As India’s logistics reforms mature, this feature brings together policymakers and industry leaders to define what 2026 demands: sharper execution, lower costs, integrated digital platforms, resilient supply chains, and coordinated action that converts policy intent into sustained logistics competitiveness.

India’s logistics sector is at a critical transition where strong policy intent must now convert into consistent on ground delivery. Reforms under the National Logistics Policy, PM Gati Shakti, and digital platforms have reshaped planning, coordination, and transparency, yet cost pressures remain due to port inefficiencies, fragmented compliance, capacity gaps, and uneven execution. Experts across government and industry agree that reducing logistics costs will depend less on new policies and more on fixing operational bottlenecks, aligning ease of doing business with the cost of doing business, and ensuring that digital and infrastructure reforms translate into daily efficiency for trade and industry.
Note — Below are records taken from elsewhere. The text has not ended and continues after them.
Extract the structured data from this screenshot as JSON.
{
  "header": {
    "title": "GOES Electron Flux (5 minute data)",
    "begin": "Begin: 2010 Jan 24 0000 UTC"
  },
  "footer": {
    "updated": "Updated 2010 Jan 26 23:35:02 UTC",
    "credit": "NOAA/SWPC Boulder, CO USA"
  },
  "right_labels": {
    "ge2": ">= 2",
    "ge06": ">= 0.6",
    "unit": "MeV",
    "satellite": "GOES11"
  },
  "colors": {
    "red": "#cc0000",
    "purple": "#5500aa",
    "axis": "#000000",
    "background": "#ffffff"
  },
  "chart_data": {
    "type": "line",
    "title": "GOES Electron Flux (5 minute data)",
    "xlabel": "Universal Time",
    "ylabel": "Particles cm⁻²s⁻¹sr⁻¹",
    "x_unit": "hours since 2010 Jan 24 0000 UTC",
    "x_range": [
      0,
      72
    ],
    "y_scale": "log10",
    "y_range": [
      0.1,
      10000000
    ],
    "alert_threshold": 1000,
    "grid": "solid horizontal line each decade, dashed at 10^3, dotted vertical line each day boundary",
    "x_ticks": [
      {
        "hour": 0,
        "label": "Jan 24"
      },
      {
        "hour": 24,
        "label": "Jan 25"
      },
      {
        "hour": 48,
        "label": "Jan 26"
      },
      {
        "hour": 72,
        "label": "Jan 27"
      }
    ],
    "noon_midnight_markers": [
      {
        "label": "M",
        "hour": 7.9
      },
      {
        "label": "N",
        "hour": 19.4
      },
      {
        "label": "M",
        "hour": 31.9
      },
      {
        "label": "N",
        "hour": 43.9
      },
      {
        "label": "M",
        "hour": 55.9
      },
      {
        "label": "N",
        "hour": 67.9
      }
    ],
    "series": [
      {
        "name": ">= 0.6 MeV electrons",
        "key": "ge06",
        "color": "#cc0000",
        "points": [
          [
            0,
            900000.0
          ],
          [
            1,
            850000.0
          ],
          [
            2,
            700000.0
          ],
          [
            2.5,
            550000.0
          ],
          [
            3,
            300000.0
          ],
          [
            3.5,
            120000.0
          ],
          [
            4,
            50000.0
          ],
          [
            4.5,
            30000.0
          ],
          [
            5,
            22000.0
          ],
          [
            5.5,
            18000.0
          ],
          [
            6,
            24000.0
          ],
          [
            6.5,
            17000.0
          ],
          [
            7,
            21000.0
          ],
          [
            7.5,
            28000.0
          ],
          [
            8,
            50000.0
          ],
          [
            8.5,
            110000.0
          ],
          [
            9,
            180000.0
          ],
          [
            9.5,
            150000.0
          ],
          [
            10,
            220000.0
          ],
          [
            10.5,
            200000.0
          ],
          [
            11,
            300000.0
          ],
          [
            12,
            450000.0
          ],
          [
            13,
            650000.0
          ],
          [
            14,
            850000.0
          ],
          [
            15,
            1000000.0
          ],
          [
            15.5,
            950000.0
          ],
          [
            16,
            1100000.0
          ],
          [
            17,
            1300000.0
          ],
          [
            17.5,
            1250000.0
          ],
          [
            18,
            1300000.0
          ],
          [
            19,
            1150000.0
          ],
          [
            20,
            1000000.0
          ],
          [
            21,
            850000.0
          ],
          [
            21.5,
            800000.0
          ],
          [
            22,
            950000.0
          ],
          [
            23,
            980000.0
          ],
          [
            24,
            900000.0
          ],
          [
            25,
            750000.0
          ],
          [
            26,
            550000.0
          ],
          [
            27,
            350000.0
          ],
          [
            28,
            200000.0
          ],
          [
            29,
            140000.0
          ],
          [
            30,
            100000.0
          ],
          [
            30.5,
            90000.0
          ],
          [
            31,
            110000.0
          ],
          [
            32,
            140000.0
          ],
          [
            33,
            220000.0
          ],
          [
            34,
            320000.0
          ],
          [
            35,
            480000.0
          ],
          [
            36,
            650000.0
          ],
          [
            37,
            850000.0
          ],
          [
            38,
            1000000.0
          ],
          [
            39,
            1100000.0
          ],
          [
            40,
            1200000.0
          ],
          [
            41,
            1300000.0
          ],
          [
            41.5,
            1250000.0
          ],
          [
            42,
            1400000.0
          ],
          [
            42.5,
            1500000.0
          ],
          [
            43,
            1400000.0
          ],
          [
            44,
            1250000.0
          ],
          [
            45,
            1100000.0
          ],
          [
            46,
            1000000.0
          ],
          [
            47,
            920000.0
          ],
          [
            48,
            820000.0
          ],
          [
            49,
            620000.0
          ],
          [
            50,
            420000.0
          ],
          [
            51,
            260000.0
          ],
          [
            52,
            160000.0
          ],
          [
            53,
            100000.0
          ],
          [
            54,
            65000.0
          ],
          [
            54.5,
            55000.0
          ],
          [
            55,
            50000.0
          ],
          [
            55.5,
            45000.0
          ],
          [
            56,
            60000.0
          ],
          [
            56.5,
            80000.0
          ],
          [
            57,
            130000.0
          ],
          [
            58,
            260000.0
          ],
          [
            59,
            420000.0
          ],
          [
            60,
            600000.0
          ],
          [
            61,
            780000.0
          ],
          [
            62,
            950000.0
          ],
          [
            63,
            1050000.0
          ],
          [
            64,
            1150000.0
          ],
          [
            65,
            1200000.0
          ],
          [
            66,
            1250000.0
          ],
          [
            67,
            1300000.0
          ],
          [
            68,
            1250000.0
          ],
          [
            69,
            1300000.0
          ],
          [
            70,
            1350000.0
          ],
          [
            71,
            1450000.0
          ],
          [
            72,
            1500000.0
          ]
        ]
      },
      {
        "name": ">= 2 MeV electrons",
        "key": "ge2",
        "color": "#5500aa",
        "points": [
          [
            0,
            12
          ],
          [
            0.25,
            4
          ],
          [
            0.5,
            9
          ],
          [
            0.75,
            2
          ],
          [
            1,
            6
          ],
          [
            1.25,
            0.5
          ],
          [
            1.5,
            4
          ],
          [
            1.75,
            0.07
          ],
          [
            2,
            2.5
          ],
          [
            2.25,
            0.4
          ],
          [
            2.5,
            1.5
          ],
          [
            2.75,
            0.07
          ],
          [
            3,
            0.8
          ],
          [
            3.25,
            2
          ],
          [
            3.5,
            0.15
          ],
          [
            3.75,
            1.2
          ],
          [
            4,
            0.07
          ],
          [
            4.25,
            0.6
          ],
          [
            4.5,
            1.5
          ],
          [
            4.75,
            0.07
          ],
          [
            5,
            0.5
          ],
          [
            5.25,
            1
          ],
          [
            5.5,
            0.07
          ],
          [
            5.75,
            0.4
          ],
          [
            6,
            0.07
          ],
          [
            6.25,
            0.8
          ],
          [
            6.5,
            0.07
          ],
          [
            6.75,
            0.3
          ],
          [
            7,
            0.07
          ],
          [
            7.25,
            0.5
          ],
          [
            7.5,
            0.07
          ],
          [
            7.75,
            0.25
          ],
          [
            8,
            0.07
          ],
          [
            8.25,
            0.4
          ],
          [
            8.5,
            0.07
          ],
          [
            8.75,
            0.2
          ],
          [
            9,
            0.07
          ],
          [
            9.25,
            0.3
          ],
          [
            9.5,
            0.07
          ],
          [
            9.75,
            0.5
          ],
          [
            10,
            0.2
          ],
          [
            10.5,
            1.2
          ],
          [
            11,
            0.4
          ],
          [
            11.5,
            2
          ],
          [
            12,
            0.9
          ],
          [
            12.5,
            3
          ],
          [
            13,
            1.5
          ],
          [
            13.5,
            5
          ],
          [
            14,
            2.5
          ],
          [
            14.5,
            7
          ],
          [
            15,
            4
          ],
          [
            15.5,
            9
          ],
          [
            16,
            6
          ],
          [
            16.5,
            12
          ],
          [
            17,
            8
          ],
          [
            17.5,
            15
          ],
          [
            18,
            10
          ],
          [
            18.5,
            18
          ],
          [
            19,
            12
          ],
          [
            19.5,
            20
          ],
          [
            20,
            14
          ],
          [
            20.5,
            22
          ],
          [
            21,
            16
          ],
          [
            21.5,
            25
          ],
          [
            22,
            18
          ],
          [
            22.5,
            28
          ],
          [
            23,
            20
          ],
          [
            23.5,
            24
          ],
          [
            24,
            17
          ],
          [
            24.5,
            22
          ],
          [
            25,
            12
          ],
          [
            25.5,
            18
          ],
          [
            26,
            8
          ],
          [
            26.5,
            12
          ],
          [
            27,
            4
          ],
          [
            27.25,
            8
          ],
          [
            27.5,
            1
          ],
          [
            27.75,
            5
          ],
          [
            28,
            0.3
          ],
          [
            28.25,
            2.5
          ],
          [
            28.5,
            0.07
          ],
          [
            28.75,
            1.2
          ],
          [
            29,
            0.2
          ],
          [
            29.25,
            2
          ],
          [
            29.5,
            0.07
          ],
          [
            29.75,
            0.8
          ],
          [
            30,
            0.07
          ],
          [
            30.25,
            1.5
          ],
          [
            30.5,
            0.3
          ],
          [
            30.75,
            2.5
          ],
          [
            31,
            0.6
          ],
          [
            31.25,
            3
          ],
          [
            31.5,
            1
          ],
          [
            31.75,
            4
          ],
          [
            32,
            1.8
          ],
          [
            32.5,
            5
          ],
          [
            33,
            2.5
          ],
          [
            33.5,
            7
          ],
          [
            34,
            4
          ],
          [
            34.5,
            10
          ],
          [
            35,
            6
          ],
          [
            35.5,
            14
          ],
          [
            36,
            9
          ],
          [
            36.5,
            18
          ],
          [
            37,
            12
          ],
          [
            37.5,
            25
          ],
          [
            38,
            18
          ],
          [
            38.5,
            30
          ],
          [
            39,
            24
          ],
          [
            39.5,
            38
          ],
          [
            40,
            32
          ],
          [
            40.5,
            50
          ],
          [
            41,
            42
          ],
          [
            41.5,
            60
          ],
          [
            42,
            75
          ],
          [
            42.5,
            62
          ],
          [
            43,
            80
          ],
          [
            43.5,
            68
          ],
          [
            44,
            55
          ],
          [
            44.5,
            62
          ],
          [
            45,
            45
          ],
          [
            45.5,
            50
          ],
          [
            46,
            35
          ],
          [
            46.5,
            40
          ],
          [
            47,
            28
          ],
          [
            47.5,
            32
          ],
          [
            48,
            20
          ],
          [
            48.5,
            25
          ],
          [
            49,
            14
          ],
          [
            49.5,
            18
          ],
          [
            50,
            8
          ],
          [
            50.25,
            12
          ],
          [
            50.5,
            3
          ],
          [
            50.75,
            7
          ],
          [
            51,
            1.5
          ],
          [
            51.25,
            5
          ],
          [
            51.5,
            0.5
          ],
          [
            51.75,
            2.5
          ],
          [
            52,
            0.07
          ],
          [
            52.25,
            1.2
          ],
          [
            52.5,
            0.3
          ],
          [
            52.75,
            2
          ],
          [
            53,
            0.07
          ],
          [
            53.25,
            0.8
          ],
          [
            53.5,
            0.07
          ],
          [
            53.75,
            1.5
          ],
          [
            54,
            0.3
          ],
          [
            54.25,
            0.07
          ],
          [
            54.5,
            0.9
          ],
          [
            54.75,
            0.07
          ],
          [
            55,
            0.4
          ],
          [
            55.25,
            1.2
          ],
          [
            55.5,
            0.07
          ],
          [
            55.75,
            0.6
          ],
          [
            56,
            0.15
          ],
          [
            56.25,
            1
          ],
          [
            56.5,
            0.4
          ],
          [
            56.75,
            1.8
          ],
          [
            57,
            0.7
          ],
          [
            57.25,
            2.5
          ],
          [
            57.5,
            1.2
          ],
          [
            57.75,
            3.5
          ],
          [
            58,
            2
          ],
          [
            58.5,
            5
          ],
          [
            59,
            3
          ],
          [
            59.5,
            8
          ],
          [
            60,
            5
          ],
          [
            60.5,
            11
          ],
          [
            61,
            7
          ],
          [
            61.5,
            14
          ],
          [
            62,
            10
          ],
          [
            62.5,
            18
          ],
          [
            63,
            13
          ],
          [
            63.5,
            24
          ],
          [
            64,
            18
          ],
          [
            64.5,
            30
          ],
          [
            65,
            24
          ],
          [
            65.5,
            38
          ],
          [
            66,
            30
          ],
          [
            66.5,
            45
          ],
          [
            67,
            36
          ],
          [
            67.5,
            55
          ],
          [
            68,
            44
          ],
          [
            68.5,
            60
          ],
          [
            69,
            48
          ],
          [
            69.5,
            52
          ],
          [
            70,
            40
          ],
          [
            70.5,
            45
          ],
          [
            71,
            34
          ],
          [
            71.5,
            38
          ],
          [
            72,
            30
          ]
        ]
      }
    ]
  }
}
Looking ahead to 2026, the focus shifts firmly to outcomes driven by scale, integration, and technology led execution. AI based customs, unified logistics platforms, networked multimodal logistics parks, and data driven risk management are expected to enable faster clearances, predictable movement of goods, and more resilient supply chains. As logistics moves to the centre of India’s economic strategy, success will be judged by tangible results such as lower costs, stronger manufacturing linkages, smoother agriculture trade, and India’s emergence as a reliable global logistics and supply chain partner.